L’innovation et les start-up se sont imposées comme l’un des grands axes de l’IATF, reflétant la volonté de l’Algérie de s’inscrire dans la dynamique africaine du progrès technologique. À cette occasion, Alger 16 a eu l’honneur de rencontrer M. Nadir Azizi, directeur général de l’ANDVERDT, pour évoquer la valorisation de la recherche et les opportunités offertes aux jeunes entrepreneurs.
Entretien réalisé par G. Salah Eddine
Alger16 : Vous participez à la Foire du commerce intra-africaine (IATF). Quel est l’objectif de la présence de l’Agence nationale de la valorisation des résultats de la recherche et du développement technologique (ANDVERDT) à cet événement ?
Nadir Aziz : Notre mission principale est de valoriser les résultats issus des projets de recherche scientifique, d’assurer le transfert technologique et de promouvoir les brevets, ainsi que les idées innovantes. Ici, à l’IATF, nous mettons en avant les projets de recherche arrivés à maturité, afin de les faire découvrir à de potentiels partenaires africains. Ces projets répondent à différentes problématiques et proposent des solutions innovantes.

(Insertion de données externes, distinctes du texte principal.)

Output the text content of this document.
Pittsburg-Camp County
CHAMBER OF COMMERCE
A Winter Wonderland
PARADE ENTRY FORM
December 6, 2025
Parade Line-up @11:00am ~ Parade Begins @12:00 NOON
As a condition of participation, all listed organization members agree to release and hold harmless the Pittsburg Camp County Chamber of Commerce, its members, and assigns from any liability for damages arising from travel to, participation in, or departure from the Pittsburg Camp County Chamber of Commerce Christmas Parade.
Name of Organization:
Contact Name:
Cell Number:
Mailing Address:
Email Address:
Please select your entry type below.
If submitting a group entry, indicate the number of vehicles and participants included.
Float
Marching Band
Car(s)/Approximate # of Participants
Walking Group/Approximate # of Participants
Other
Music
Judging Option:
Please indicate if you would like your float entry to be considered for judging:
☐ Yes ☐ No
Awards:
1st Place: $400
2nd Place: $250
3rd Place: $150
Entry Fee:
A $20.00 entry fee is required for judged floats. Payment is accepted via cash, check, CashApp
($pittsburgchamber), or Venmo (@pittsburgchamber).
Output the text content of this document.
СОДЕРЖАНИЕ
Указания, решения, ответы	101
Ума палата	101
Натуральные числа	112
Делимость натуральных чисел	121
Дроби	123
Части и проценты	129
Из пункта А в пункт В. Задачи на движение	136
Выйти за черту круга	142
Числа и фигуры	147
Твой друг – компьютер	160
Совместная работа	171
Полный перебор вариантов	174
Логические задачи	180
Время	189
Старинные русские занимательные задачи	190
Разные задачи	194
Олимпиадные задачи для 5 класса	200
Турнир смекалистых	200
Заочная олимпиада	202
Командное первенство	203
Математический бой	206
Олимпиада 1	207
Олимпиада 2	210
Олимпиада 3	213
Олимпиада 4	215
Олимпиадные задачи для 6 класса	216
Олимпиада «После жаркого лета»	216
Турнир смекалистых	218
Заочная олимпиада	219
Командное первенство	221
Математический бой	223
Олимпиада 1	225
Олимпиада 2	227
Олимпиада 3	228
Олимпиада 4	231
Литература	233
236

L’un de nos objectifs est également de favoriser la connectivité et le networking entre chercheurs africains et chercheurs algériens.
Avez-vous déjà établi des contacts concrets avec d’autres chercheurs africains dans ce cadre ?
Oui, nous avons déjà eu des discussions avec des chercheurs de plusieurs pays comme le Nigeria, le Kenya et l’Afrique du Sud. L’idée est de développer des projets communs entre l’Algérie et d’autres universités africaines, en mettant en avant nos axes stratégiques, tels que la sécurité alimentaire, la sécurité sanitaire et la sécurité énergétique. Ces trois dimensions placent le citoyen au centre des préoccupations et nous essayons de bâtir des ponts de coopération entre universités, incubateurs, institutions publiques et privées, afin de favoriser l’externalisation des projets innovants sur le marché africain.
Concrètement, avez-vous également établi des liens avec des partenaires industriels ou des multinationales ?
Effectivement, nous avons eu des contacts avec des groupes et des filiales multinationales, notamment au Nigeria, dans le cadre de projets liés à l’environnement et à la recherche appliquée. Ces discussions portent sur le transfert écologique de solutions issues de nos centres de recherche. Nous impliquons aussi les start-up, invitées à présenter leurs produits innovants dans nos espaces, afin de leur offrir de réelles perspectives de développement, aussi bien en Algérie qu’à l’échelle africaine.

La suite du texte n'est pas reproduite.